Comment utiliser l'IA pour coder pour de vrai : un workflow structuré qui cartonne
Comment bien utiliser l'IA pour coder : un workflow structuré qui marche vraiment
L'engouement pour l'IA en développement est justifié. Mais il y a un fossé entre lâcher un agent sur votre code et le gérer comme un junior développeur. La clé ? Un processus discipliné avec des étapes précises.
La vraie vie avec les agents IA
Au début, on rêvait de décrire un besoin et d'obtenir du code parfait. En réalité, c'est comme confier une feature en prod à un newbie sans contrôle. Ça foire. Le vrai pouvoir surgit quand vous traitez l'IA comme un dev compétent mais sans garde-fou : structure, retours, et votre expertise pour repérer les failles.

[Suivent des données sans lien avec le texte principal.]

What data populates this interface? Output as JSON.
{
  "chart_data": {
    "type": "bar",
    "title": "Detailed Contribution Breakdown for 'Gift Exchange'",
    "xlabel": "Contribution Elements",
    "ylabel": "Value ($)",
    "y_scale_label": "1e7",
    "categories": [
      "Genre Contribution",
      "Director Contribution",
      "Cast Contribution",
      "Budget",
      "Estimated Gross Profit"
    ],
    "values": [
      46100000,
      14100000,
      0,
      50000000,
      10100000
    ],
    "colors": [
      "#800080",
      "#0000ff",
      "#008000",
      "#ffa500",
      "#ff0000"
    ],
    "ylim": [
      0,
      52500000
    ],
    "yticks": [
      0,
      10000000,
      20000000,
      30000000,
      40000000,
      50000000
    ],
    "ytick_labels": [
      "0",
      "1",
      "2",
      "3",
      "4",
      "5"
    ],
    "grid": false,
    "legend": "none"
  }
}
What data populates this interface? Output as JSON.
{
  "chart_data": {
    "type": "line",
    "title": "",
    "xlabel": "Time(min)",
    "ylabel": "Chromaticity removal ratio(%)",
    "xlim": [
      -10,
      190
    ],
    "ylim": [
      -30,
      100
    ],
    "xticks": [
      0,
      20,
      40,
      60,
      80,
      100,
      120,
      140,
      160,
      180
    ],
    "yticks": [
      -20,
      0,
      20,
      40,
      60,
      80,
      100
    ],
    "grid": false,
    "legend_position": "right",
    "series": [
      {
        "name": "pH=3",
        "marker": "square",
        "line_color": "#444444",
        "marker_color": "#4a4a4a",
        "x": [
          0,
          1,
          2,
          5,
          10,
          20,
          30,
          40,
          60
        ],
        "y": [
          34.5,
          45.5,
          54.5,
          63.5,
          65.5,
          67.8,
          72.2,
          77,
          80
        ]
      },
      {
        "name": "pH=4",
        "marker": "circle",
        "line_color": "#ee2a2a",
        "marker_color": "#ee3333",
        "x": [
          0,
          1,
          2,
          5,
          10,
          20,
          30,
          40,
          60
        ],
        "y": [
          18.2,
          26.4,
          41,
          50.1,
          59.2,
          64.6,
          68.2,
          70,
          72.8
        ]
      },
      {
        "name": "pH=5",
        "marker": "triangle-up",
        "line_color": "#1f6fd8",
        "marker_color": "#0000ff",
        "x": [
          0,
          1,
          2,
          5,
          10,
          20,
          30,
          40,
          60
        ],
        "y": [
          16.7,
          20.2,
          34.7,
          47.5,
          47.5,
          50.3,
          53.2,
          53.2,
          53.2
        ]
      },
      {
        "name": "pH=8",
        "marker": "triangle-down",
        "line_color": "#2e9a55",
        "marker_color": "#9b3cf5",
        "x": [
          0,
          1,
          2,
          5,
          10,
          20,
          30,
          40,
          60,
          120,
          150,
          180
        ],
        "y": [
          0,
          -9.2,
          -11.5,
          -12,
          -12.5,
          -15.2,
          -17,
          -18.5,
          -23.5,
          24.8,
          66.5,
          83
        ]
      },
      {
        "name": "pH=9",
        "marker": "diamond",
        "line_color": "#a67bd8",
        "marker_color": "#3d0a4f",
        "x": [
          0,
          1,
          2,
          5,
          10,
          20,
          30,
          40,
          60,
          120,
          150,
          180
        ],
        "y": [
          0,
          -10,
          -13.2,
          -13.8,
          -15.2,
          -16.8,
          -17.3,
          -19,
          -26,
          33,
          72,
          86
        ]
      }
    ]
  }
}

Les meilleurs résultats viennent de devs qui appliquent aux outputs IA le même niveau de rigueur qu'au code humain. Parfois plus, car les erreurs d'IA sont uniques.
Étape 1 : Décomposer le problème
Donnez à l'agent une mission ultra-précise. Pas un épopée GitHub entière. Citez l'issue exacte et demandez un Statement of Work : concept global + liste de tâches fines.
Pourquoi ça compte : Des problèmes limités donnent des solutions limitées. L'IA (Claude ou autre) décompose d'abord. Ça crée un contrat clair. Vous évitez les malentendus avant un seul ligne de code.
L'agent scanne votre codebase, capte le contexte, et liste des tâches courtes et séquentielles. Parfait pour détecter les erreurs tôt.
Étape 2 : Boucles d'itération
Avec la décomposition en main, avancez par cycles courts. Pour chaque tâche :
- L'agent code
- Vous vérifiez dans votre éditeur (VSCode, JetBrains...)
- Feedback et reprise
En review, traquez les basiques où l'IA patine encore :
- Nombres magiques :
1440c'est quoi ? Minutes par jour ou caprice ? Utilisez des constantes nommées. - Duplications : Logique copiée partout ? C'est une bombe pour la maintenance.
- Noms foireux :
xn'est pas un nom. Les fonctions doivent expliquer leur job, les vars leur but. - Portées : private/public, modules, visibilité. Souvent OK, pas toujours.
- Commentaires nuls : Mieux vaut zéro que du faux ou du périmé.
C'est itératif. Ni vous ni l'IA n'êtes parfaits du premier coup. C'est le jeu.
Étape 3 : Chasse aux code smells
Structure solide ? Passez à la détection des odeurs de code. Demandez à l'IA de traquer anti-patterns, inefficacités, complexités inutiles.
Faites au moins trois tours, idéalement cinq. Chaque fois, l'IA spotte du neuf grâce à ses patterns appris. Review, feedback, itérez.
L'IA brille ici : elle voit les pièges récurrents dans des millions de codes.
Étape 4 : Respect des standards
Votre codebase a des règles. Le nouveau code les suit-il ?
- Style et formatage
- Couverture de tests
- Docs obligatoires
- Guidelines PR
Souvent zappée, cette étape est vitale. Un code cohérent se maintient facilement. Les écarts "créatifs" créent du bordel.
Étape 5 : Livraison
Tout validé ? PR, review, merge. C'est parti.
Pourquoi ça marche
Ce workflow n'invente rien. C'est la méthode des tech leads avec les humains depuis des lustres. La discipline transcende l'IA.
Du bon code naît de :
- Problème clair
- Feedback en boucle
- Reviews structurées
- Œil sur les détails
- Alignement standards équipe
Ça marche pour humains comme pour modèles de langage.
Le principe clé : Mettre des barrières à l'agent
Vérité brutale : sans itérations et reviews, ça part en vrille. Les IA matchent des patterns et hallucinent parfois : contexte loupé, bugs subtils, optimisations foireuses.
Vos barrières, c'est le process. Vos garde-fous, les reviews. La discipline fait la différence entre "l'IA m'a aidé" et "l'IA a planté en prod".
Les vrais gains
Pourquoi ce cadre ? Parce que c'est efficace. Ça apporte :
- Confiance : Multi-reviews à tous les niveaux
- Vitesse : L'IA fait le sale boulot, vous jugez
- Apprentissage : Chaque boucle éclaire votre codebase
- Qualité : L'itération bat le one-shot
Idéal pour plonger dans un code inconnu : la décomposition vous force à le maîtriser d'abord.
Et si on améliorait ?
Vous avez des tweaks ? Testez-les. Checkpoints adaptés à votre équipe, qualités prioritaires... Le socle reste : structure > chaos, itération > espoir aveugle, discipline > "laissez l'IA faire".
L'avenir du dev ? Pas "zéro humain". C'est "humains + agents, avec process solides pour la qualité".